Les critiques d'Hugues Dayez : La légende de Tarzan et Truman

Deux sorties à pointer cette semaine, une nouvelle version de Tarzan, et Truman, une subtile comédie douce-amère.

La légende de Tarzan

Comment faire du neuf avec du vieux ? Comment réactiver le mythe de Tarzan, créé en 1912 par Edgar Rice Burroughs ? Les scénaristes de ce nouveau film, Adam Cozad et Craig Brewer, se sont visiblement posé la question. "La légende de Tarzan" commence là où le film "Greystoke" de Hugh Hudson (avec Christophe Lambert) se termine : on découvre Tarzan (Alexander Skarsgard) revenu à la civilisation, ayant retrouvé son nom de John Clayton et son titre de Lord Greystoke, vivant avec Jane (Margot Robbie) des jours paisibles dans son manoir anglais… C’est alors que le gouvernement britannique lui demande de retourner au Congo belge pour y négocier certaines ressources naturelles. Sur le sol africain, John redevient Tarzan, renoue avec les animaux de la jungle mais doit affronter Léon Rom (Christoph Waltz), machiavélique émissaire du Roi Léopold II…

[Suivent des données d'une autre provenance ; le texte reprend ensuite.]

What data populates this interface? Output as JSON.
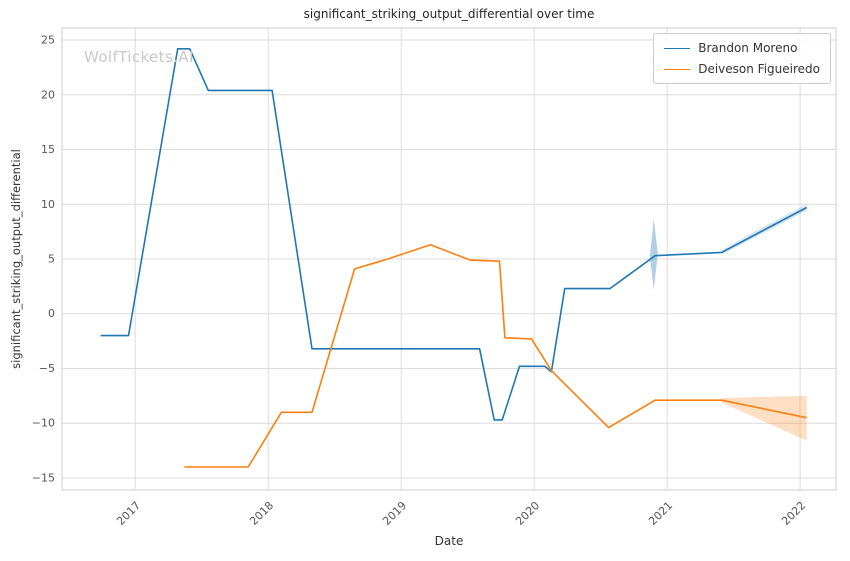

Le réalisateur David Yates (aux manettes des 4 derniers "Harry Potter") orchestre avec un vrai savoir-faire les différentes facettes du scénario, qui mélange allègrement les scènes d’aventures et la dénonciation du colonialisme européen au début du XXème Siècle. Ce mélange des genres, qui aurait pu accoucher d’une superproduction hybride, fonctionne plutôt bien. Avec, au final, un paradoxe : ce blockbuster utilise les effets spéciaux les plus sophistiqués et les plus modernes (gorilles en images de synthèse, reconstitutions somptueuses en studio dans la banlieue anglaise…) pour renouer en fait avec le style des grands films d’aventure "à l’ancienne", comme pouvaient en jouer Errol Flynn ou Humphrey Bogart… Il serait donc dommage de bouder son plaisir.

Truman

Tomas, professeur d’université au Canada, débarque à l’improviste chez son vieux copain Julian, comédien à Madrid. L’objectif de Tomas est clair : persuader Julian de tenter une nouvelle chimiothérapie pour combattre son cancer du poumon. Mais Julian ne veut pas en entendre parler ; il veut juste trouver un nouveau maître pour son chien Truman, capable de s’en occuper quand il ne sera plus de ce monde…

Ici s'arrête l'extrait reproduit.